Look at your deeds to answer, “Are you a Christian?” and you will find that all your righteousness is as filthy rags (Isa 64:6); and if such be your righteousness, how dirty and defiled must be your unrighteousness. Look at your deeds and you will find that even when you have the desire to do what is right, you don’t have the ability to carry it out (Rom 7:18). Even if you did all that you were commanded, you must still say, “I am an unworthy servant; I have only done what was my duty,” (cf. Luke 17:10). If such be the response of a person who has kept all God’s commands, then we who have broken those commands are worthy of nothing but punishment, now and forever.
Thus, to answer, “Are you are Christian?” by looking inside ourselves, or by looking to our deeds or love of the neighbor, is to drink the poison of doubt. In fact, the more Christians look at themselves to see whether they are Christians, the more they will become convinced that they are not Christians.
The answer is found not within us but within Christ. Our assurance is in his objective, external work of salvation on our behalf. Not in our hearts but in the heart and life and death and resurrection of Jesus Christ we receive assurance that we are the children of God.
In Christ, God was reconciling the world to himself (2 Cor 5:19)—the world of which you are a part. In Christ you are reconciled to God, at peace with the Lord, adopted as a child of the heavenly Father. God loved the world in this way: by sending his only begotten Son to die as the Lamb of God who takes away the sin of the world. And if the world’s sin is taken away, then your sins are taken away. God made him who knew no sin to be sin for us in order that in him we might become the righteousness of God (2 Cor 5:21). His worthiness covers our unworthiness.
Your name is written in the wounds of Jesus. He has dipped his pen in the crimson ink of his veins and written your name, indelibly, in the Lamb’s Book of Life. He has engraved your name on the palms of his hands. He has tattooed his name onto your soul and heart and mind and body—you are completely and everlastingly his and his alone. In baptism you did not commit yourself to Christ; he committed himself to you. More than that, in those waters he crucified you with himself, laid your body with his in the tomb, and he carried you forth into the light of life again. He who believes and is baptized shall be saved. That believing, that faith, is not a conviction you created but a gift you received. By the Holy Spirit you confess, “Jesus is Lord.”
Do we still struggle to believe? Of course we do, for we are far from perfect in this life. As a father once prayed to Jesus, so we also pray, “Lord, I believe; help Thou my unbelief,” (Mark 9:24). And he does. He enlivens and strengthens our faith by continuing to forgive us, to love us, to heal us, to give us himself. It is not our faithfulness that saves us, but the faithfulness of Jesus. For even if we are faithless he remains faithful, for he cannot deny himself (2 Tim 2:13).
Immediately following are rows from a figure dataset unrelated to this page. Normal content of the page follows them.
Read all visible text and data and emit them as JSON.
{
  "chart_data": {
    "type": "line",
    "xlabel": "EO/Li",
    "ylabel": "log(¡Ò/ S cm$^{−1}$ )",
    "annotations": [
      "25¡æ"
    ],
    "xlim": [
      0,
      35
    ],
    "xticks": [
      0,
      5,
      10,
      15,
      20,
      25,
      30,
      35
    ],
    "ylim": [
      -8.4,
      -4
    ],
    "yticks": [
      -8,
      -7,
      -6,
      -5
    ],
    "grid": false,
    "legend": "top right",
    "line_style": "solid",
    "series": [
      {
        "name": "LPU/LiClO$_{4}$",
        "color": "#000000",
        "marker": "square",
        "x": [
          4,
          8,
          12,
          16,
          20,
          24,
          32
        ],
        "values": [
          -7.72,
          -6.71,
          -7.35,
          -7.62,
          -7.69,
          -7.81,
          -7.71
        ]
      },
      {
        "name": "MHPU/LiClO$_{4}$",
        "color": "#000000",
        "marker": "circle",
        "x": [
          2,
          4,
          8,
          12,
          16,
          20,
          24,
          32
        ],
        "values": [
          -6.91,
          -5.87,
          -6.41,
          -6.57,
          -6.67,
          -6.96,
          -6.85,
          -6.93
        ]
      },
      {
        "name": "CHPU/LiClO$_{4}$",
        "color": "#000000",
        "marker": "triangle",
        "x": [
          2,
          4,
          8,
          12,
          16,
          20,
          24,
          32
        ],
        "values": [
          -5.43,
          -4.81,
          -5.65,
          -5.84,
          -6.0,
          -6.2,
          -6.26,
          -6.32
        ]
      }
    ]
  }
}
How do you know you’re a Christian? Not because your heart is good and pure but because the heart of Christ pulses with a love for you that will never end. Not because your deeds are righteous but because he has been righteous on your behalf and clothes you with that righteousness. Not because you have lived for him but because he has lived and died and risen again for you. Not because you asked him to be your Savior but because while you were yet a sinner, Christ died for you, chose you, called you, and washed you clean in his own divine blood.
If someone asks you, “How do you know you’re a Christian?” the answer is as simple as it is beautiful: you know you’re a Christian
because Christ has made you his own
because Christ will hold you fast
because nothing can separate you from the love of God
because Christ knows you, forgives you, washes you, and will never let you go.
That’s how you know you’re a Christian.